Scandinavia and the World
Scandinavia and the World

Comments #9594115:


Bye bye ambassador 10 2, 7:01am

@rphb
[I am saying that even if we were to accept the premise of that, as ludicrous as it may be, a better solution then extensive global regulation would be to simply end central banking and fiat currency.]

That would only slow the increase of cumulative emissions.
Even 1/1000 of the current rate of emissions is too much.

[Things like overpopulation is not a problem because it is self-corrective. If there is more individual of a species in a region of a species then it is able to support, they start to fight each other for the scares resources and the weak ones die. ]

Well, yes.
I didn't realize that nature in your part of the world is so bad already that you have trouble imagining how such population correction takes place. Think of birds who forgot to fly to the south caught in -30C winter. The heat (from still open water bodies) and food sources are scarce.
Such correction in human population would have to be at least 10-fold. Basically you are betting on the collapse of the civilisation so that there is not enough knowledge to run the current fossil energy infrastructure any more, not even at 1/1000 of the current rate. Because if there is enough knowledge and enough smart individuals, then without regulations they will continue to emit CO2 from fossil fuels.

[And yes there are things that are limited in supply and oil might very well be one of them, but we won’t keep using oil until there is no more oil at all, only until it is no longer economically feasible. Price solves everything, when it becomes more expensive than the best alternative, we will use the alternative. ]

The market only works optimally if market prices contain all the (indirect) costs. If some costs are not in the prices, then the market would be suboptimal, to put it mildly. We need regulations to sustain our environment even if the CO2 emissions problem were to be miraculously solved. We need the "precautionary principle".

[I agree that subsidies are bad, I don’t like subsidies, I am a minarchist, I want the minimal state, the only legitimate functions of the state is to enforce legal contracts and protect us from violence.]

State regulations are a legal part of a social contract between the state citizens, assuming that the regulations have been decided via direct democracy.

[And regarding environmental regulation, there should be rules against pollution, because pollution damages others property, but it is the sovereign right of each nation-state to determine the details. ]

Well, that needs to change, in that pollution emission taxes have to be globally the same. And the only way to do that is via WTO. In fact, all the pro-globalisation trade deals (WTO, CIPA, NAFTA, etc.) without globally unified pollution taxes are an act of genocide of not only the human species, but of other species as well. Globalisation of trade without globalisation of pollution taxes is pure Machiavellian evil.

[I don’t even know what that means, relativist have no values.]
An absolutist might try to wipe out the human species to protect other species.
A relativist plays a game with other relativists on how many species each can wipe out on this planet and on other planets and on how many profits can be made from it.

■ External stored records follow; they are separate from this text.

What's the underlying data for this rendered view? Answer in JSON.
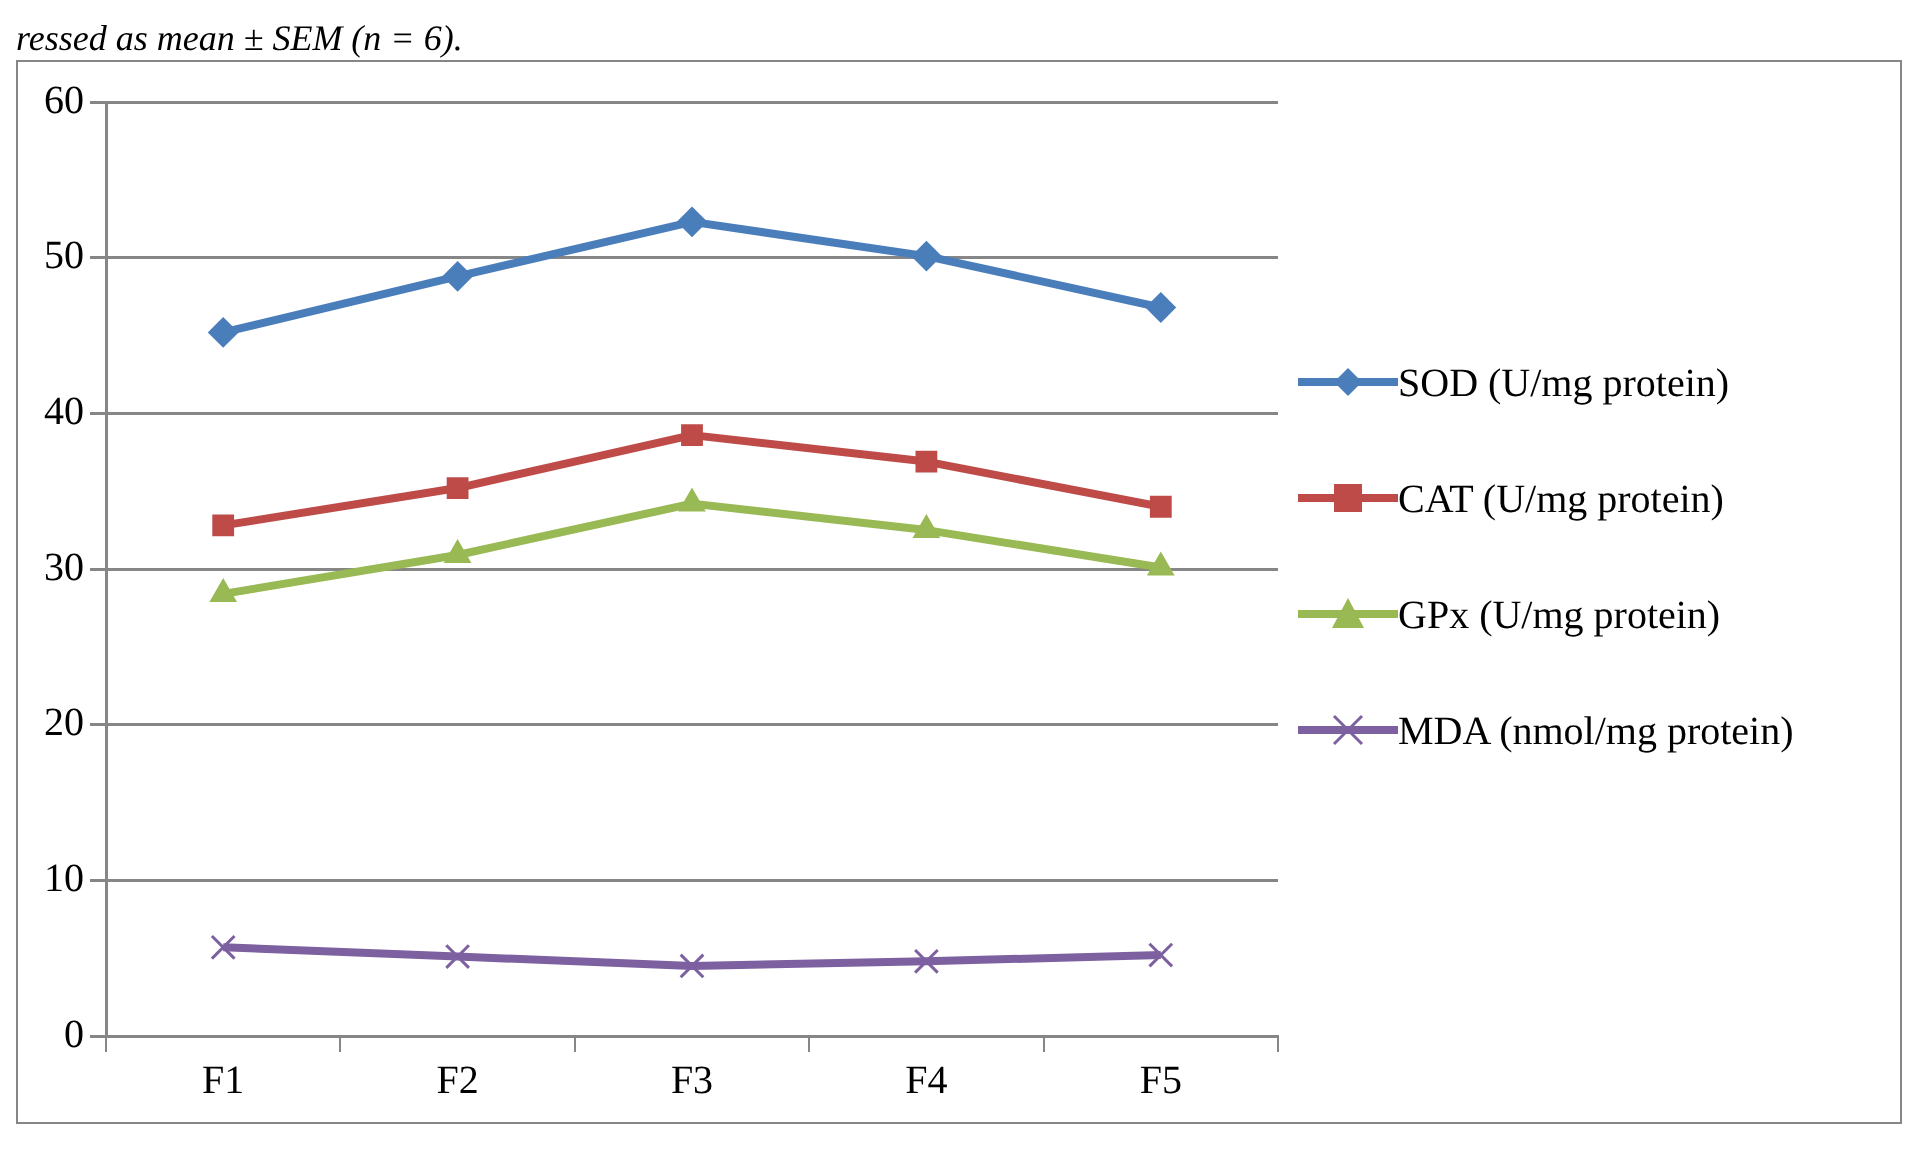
{
  "chart_data": {
    "type": "line",
    "annotations": [
      "ressed as mean ± SEM (n = 6)."
    ],
    "categories": [
      "F1",
      "F2",
      "F3",
      "F4",
      "F5"
    ],
    "series": [
      {
        "name": "SOD (U/mg protein)",
        "color": "#4a7ebb",
        "marker": "diamond",
        "values": [
          45.2,
          48.8,
          52.3,
          50.1,
          46.8
        ]
      },
      {
        "name": "CAT (U/mg protein)",
        "color": "#be4b48",
        "marker": "square",
        "values": [
          32.8,
          35.2,
          38.6,
          36.9,
          34.0
        ]
      },
      {
        "name": "GPx (U/mg protein)",
        "color": "#98b954",
        "marker": "triangle",
        "values": [
          28.4,
          30.9,
          34.2,
          32.5,
          30.1
        ]
      },
      {
        "name": "MDA (nmol/mg protein)",
        "color": "#7d60a0",
        "marker": "cross",
        "values": [
          5.7,
          5.1,
          4.5,
          4.8,
          5.2
        ]
      }
    ],
    "ylim": [
      0,
      60
    ],
    "yticks": [
      0,
      10,
      20,
      30,
      40,
      50,
      60
    ],
    "grid": "y",
    "legend": "right",
    "line_style": "solid"
  }
}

[Absolutist don’t have to be Good, a Muslim terrorist is Absolutely evil, but a relativist aren’t even able to comprehend him. A relativist thinks that Muslims can just be integrated into western societies, as a hedonist, he thinks that everyone is a hedonist.]

I think the other way around.
An absolutist believes in "universal human values" to help everyone, including billions and billions of muslims. An Absolutist might be a person of pure heart, who starts to feed stray cats and pidgeons. And eventually she has 200 cats in her apartment and she is out of money and maybe the cats finally will prey on her.

A Relativist observes that muslims behave differently than others, use different strategies than others and observes that in some circumstances their strategies work against some other strategies. A relativist does not hold onto its own strategy at all costs and adapts, if possible.

I have given good and bad examples for both relativists and absolutists.
For me, the only absolutist value is the right of living beings to make choices - which in case of a human society (state citizens) means the right to directly participate in direct democracy. From that, the society itself has to be relatively stable - meaning most of the citizens have to be natives, meaning having many centuries (preferably millennia) of ancestry in that country. Everything else is relative. But society can (and should) limit the possible choices of individuals. Individual citizens are / form the society.

History has shown that societies lose cohesion once they grow above 10 million, the sweetspot of a civilisation is 3-5 million citizens. Sweden is experiencing that now. Funnily so did Chechoslovakians.